After all, what purpose does death serve? It allows new life to take hold. It allows unfit life to go away. From a technical perspective, this means that we have to let systems die to make room for new and more efficient systems to be built. Also, and a bigger concern, we have to let the ancient systems die before they start to make problems for us.
Imagine for a second, a network that has a mix of Windows 2003, Windows 2000, Windows NT, Windows 98, RedHat Enterprise 3, IRIX, AIX and DOS. Now, I’m sure you’re thinking “this is ridiculous, such a network doesn’t exist, no one would let that happen”. Well, this describes the network I was working on a few months ago. I’ve worked on live production networks in 2008 that used operating systems that were five to ten years old. I’ve heard tales of systems that were running Windows 3.1, as production machines, into 2009.
Now stop for a minute and think ahead twenty years. Can you imagine still supporting Windows 2000 in 2029? What about 2049? We have the ability to grant these systems immortality, people. It’s going to happen.
Sometime in 2020, you’re going to be working on the GoogleSoftwahoo TeleBlazinger running on Linux kernel 2.6.3492-23 and wondering why your network hypercloud is slow. After launching numerous tools that allow you to trace network traffic in all four dimensions (five if you can afford the enterprise license), you’ll track the problem to an infected botnet of Windows 2000 systems running a ponzi scheme involving stolen credit card numbers. You’ll try to refresh them from backup, to discover that they’ve been compromised for the last 19 years, and your backups only go back 15. And, worst of all, there’s a legacy billing system that requires these machines, so you have to keep them running… forever.

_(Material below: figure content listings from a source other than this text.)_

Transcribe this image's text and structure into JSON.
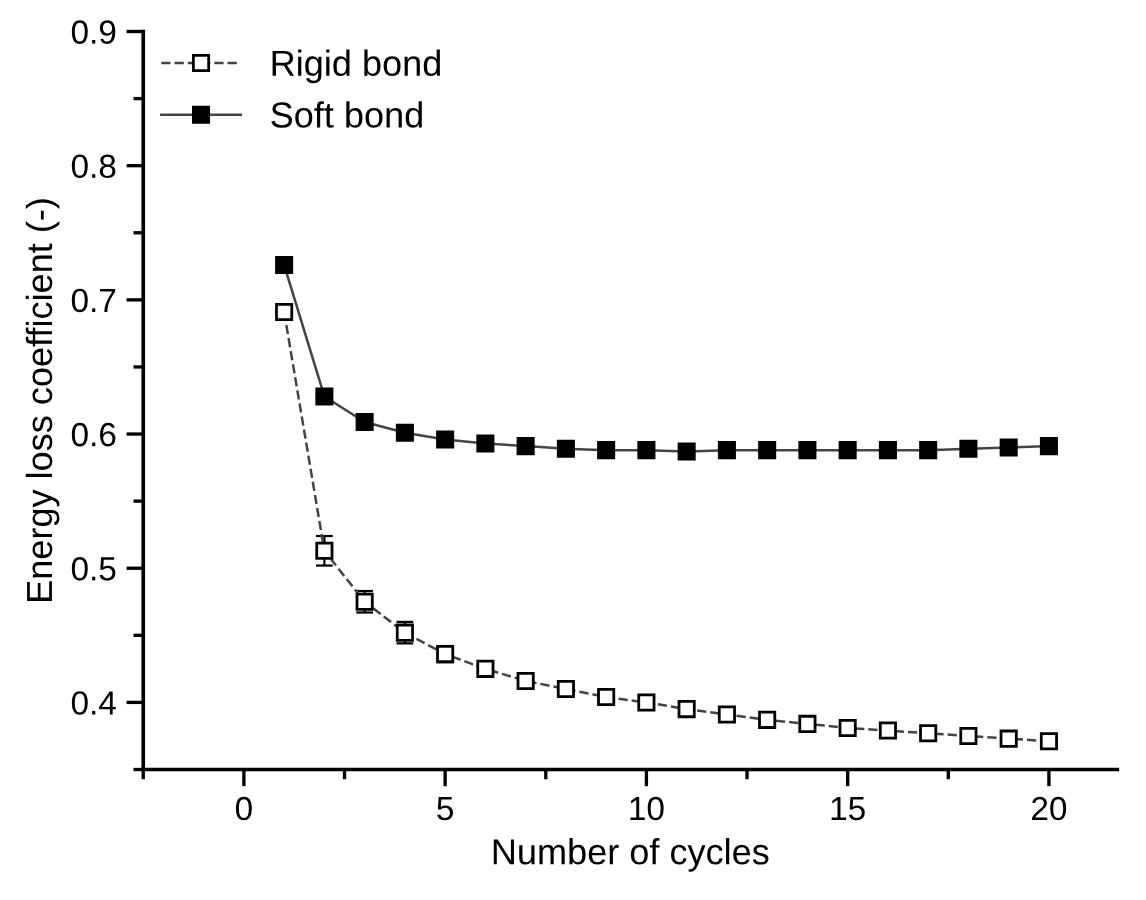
{
  "chart_data": {
    "type": "line",
    "xlabel": "Number of cycles",
    "ylabel": "Energy loss coefficient (-)",
    "x": [
      1,
      2,
      3,
      4,
      5,
      6,
      7,
      8,
      9,
      10,
      11,
      12,
      13,
      14,
      15,
      16,
      17,
      18,
      19,
      20
    ],
    "xlim": [
      -2.5,
      21.7
    ],
    "xticks": [
      0,
      5,
      10,
      15,
      20
    ],
    "ylim": [
      0.35,
      0.9
    ],
    "yticks": [
      0.4,
      0.5,
      0.6,
      0.7,
      0.8,
      0.9
    ],
    "grid": false,
    "legend": "top left",
    "marker": "square",
    "series": [
      {
        "name": "Rigid bond",
        "color": "#000000",
        "line_style": "dashed",
        "values": [
          0.691,
          0.513,
          0.475,
          0.452,
          0.436,
          0.425,
          0.416,
          0.41,
          0.404,
          0.4,
          0.395,
          0.391,
          0.387,
          0.384,
          0.381,
          0.379,
          0.377,
          0.375,
          0.373,
          0.371
        ],
        "errors": [
          null,
          0.011,
          0.008,
          0.008,
          0.006,
          0.005,
          0.005,
          0.005,
          0.005,
          0.005,
          null,
          null,
          null,
          null,
          null,
          null,
          null,
          null,
          null,
          null
        ]
      },
      {
        "name": "Soft bond",
        "color": "#000000",
        "line_style": "solid",
        "values": [
          0.726,
          0.628,
          0.609,
          0.601,
          0.596,
          0.593,
          0.591,
          0.589,
          0.588,
          0.588,
          0.587,
          0.588,
          0.588,
          0.588,
          0.588,
          0.588,
          0.588,
          0.589,
          0.59,
          0.591
        ]
      }
    ]
  }
}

You’ll stop, scratch your head, and think that virtualizing at the operating system level was the stupidest thing that we ever did. And you know, you’d be right.

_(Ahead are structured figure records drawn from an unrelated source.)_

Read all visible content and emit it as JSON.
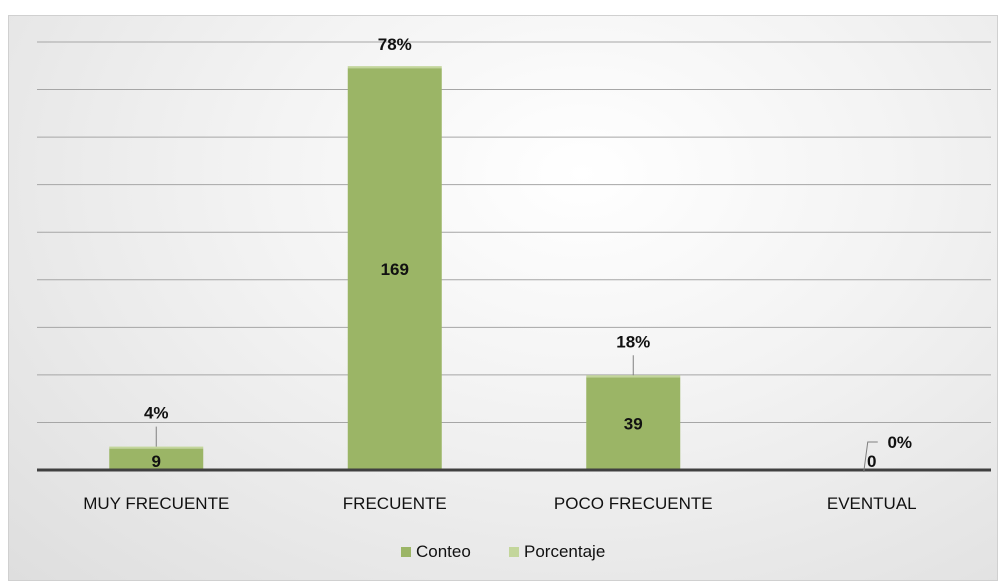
{
  "colors": {
    "conteo": "#9bb566",
    "porcentaje": "#c3d69b",
    "grid": "#a6a6a6",
    "axis": "#404040",
    "leader": "#7f7f7f"
  },
  "chart_data": {
    "type": "bar",
    "categories": [
      "MUY FRECUENTE",
      "FRECUENTE",
      "POCO FRECUENTE",
      "EVENTUAL"
    ],
    "series": [
      {
        "name": "Conteo",
        "values": [
          9,
          169,
          39,
          0
        ],
        "labels": [
          "9",
          "169",
          "39",
          "0"
        ]
      },
      {
        "name": "Porcentaje",
        "values": [
          4,
          78,
          18,
          0
        ],
        "labels": [
          "4%",
          "78%",
          "18%",
          "0%"
        ]
      }
    ],
    "title": "",
    "xlabel": "",
    "ylabel": "",
    "ylim": [
      0,
      180
    ],
    "grid": true,
    "legend_position": "bottom"
  }
}
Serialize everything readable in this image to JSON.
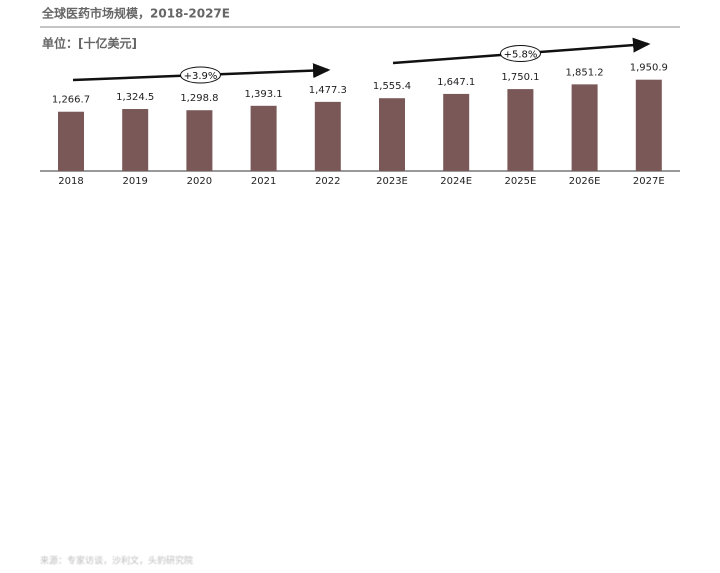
{
  "chart_data": {
    "type": "bar",
    "title": "全球医药市场规模，2018-2027E",
    "unit": "单位：[十亿美元]",
    "categories": [
      "2018",
      "2019",
      "2020",
      "2021",
      "2022",
      "2023E",
      "2024E",
      "2025E",
      "2026E",
      "2027E"
    ],
    "values": [
      1266.7,
      1324.5,
      1298.8,
      1393.1,
      1477.3,
      1555.4,
      1647.1,
      1750.1,
      1851.2,
      1950.9
    ],
    "value_labels": [
      "1,266.7",
      "1,324.5",
      "1,298.8",
      "1,393.1",
      "1,477.3",
      "1,555.4",
      "1,647.1",
      "1,750.1",
      "1,851.2",
      "1,950.9"
    ],
    "color": "#7a5858",
    "ylim": [
      0,
      2500
    ],
    "annotations": [
      "+3.9%",
      "+5.8%"
    ],
    "source": "来源：专家访谈，沙利文，头豹研究院"
  }
}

What it comes down to is how your organization is structured. If you’re building a virtual infrastructure, making brand new systems and setting hard deprecation dates for these systems, you’ll probably be OK. However, if you are like many companies, and take the perspective of “just move the physical machines to virtualization and we’ll straighten it all out later”, I’m sorry to break it to you, but later is never going to get here. There will always be another fire and another resource restriction.
We have think through new technology before we deploy it. There is a tendency to only look at the benefits and costs in terms of dollars, not in terms of time. A small gain in the present can be completely reversed and magnified by the flow of time. Just as inefficiencies add up throughout the weeks and months, security problems tend to grow over time. The longer you keep legacy systems around, the greater your risk grows.
If you grant immortality to these systems, they will just continue to age, until they will eventually be just another set of voices, hidden somewhere in the back of your network, babbling at your IDS systems pleading to be allowed to die.